Even if Peter Oborne does write for the HateMail, he gets to the heart of the problem in his review in the Observer:

"Cohen erects paper tigers. It is easy to turn over the SWP. The key failing of the book is that nowhere does Cohen seriously engage with the mainstream, anti-war left. Cohen's thesis simply does not begin to apply to the decent and honourable left-wing men and women who opposed the war: Robin Cook, Menzies Campbell, Chris Smith, Frank Dobson, Clare Short, Alan Simpson, Bob Marshall-Andrews, and so many others. These people are not rancid homophobes or anti-semites, reflex America bashers or secret supporters of al-Qaeda. They were perfectly clear-sighted about the horror of Saddam, and nevertheless found it natural as social democrats to oppose the war."

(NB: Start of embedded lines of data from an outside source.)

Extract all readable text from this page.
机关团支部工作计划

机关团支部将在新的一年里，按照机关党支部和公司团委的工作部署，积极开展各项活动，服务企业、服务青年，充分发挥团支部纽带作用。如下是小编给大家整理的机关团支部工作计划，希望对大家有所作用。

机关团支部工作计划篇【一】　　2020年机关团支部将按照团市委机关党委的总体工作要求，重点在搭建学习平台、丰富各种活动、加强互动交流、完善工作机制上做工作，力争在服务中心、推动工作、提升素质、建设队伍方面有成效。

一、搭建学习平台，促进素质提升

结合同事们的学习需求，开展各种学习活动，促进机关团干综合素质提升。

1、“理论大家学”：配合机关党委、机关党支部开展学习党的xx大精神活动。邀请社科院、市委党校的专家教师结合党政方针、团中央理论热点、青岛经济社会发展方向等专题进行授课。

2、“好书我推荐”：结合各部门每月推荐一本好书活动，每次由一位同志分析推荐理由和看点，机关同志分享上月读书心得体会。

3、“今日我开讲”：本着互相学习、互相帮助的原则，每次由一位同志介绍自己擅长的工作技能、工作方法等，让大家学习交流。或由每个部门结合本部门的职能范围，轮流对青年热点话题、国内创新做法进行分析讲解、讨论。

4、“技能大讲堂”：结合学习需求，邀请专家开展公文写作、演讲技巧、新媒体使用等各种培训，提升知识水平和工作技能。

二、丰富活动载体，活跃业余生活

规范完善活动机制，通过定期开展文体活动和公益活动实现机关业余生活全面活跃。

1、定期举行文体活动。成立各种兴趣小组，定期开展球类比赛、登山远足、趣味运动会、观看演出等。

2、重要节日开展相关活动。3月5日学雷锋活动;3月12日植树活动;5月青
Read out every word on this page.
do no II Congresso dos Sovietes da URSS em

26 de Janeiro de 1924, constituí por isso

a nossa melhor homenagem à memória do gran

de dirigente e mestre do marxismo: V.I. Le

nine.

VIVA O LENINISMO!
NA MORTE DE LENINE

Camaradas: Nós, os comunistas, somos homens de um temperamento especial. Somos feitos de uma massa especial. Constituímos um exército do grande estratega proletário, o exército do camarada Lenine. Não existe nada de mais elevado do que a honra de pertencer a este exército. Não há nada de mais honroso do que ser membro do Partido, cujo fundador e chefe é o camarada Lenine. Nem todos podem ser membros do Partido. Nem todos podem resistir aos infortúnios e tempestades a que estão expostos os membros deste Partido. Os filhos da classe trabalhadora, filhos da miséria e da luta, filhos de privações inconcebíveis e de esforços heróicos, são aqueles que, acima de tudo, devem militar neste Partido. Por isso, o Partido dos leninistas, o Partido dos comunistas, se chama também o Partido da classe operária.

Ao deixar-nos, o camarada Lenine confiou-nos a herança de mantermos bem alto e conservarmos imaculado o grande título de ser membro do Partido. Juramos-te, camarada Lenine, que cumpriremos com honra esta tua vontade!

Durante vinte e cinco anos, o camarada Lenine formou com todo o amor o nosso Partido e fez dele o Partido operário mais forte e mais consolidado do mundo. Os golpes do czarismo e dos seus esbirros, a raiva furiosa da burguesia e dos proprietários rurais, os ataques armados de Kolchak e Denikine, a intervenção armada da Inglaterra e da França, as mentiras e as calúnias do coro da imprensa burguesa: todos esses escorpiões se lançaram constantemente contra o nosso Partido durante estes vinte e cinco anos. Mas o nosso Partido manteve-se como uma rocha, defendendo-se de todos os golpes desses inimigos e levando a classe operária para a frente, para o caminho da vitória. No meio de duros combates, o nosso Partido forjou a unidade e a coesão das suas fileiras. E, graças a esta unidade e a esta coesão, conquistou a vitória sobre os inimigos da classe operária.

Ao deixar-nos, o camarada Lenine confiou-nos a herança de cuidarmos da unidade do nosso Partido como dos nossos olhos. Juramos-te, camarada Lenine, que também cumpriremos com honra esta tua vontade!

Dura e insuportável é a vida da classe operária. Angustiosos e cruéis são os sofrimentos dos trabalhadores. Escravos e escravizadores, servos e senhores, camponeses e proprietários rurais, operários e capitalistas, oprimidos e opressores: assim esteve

Somehow I don't think Nick's going to enjoy reading that bit, let alone Oborne's suggestion that "[The book's] heroes include the Iraqi resistance to Saddam, Martin Amis, George W Bush, Paul Wolfowitz and Nick Cohen's long-suffering mother."

1/28/2007 06:19:00 PM  
Blogger ejh said...

Clare Short opposed the war?

1/28/2007 07:32:00 PM  
Anonymous Anonymous said...

Peter Oborne is spot on. How come he can see the obvious truth while Nick Cohen can't? Sectarianism on Cohen's part? Or maybe he simply can't see the wood for the blogs?

1/28/2007 08:55:00 PM  
Anonymous Anonymous said...

There's an interesting question here of whether Decency is developing a position on Ireland.

It would be tricky, because on the one hand you have Tony Blair who has gone out of his way to avoid upsetting Sinn Fein for the last decade, and on the other you have Michael Gove - not on the left, but certainly an honorary Decent - who opposes the Good Friday Agreement and thinks that Islamists used it as an example of the weakness of the west in the face of terrorism.

It depends then whether one is a Cohenite ideological Decent or an Aaronovitchite Blairite Decent, or a bit of both. It should be noted at this point that Aaronovitch has already attempted one bit of inaccurate Decent revisionism re the peace process, cf that the British government refused to speak to Sinn Fein until they had committed themselves to non-violence.

1/28/2007 11:06:00 PM  
Anonymous Anonymous said...

Sorry, the above was me.

1/28/2007 11:06:00 PM  
Blogger ejh said...

It's not all that surprising that Decentism should have an Irish link, when you think about it: it tends to be all about pathologising one's opponents rather that disagreeing with them.

So Oborne is on the Right, but sees leftists as people he disagrees with: the Decents see leftists as people psychologically attracted to violence and totalitarianism.

This would fit very easily with the not uncommon view of Irish politics which sees the Troubles almost entirely as a function of people who wanted violence for the sake it it.

1/29/2007 08:23:00 AM  
Anonymous Anonymous said...

I should add to the above that Decent commentator who writes most frequently on Ireland is John Lloyd, who has some background in Ulster Unionism. My guess is that if the Decents were to sit down and work out a line to take on Ireland - perhaps in a pub in Euston - it wouldn't be altogether different from the recent trajectory of the Ulster Unionist Party, albeit probably a bit softer on Blair to placate the New Labour Decents.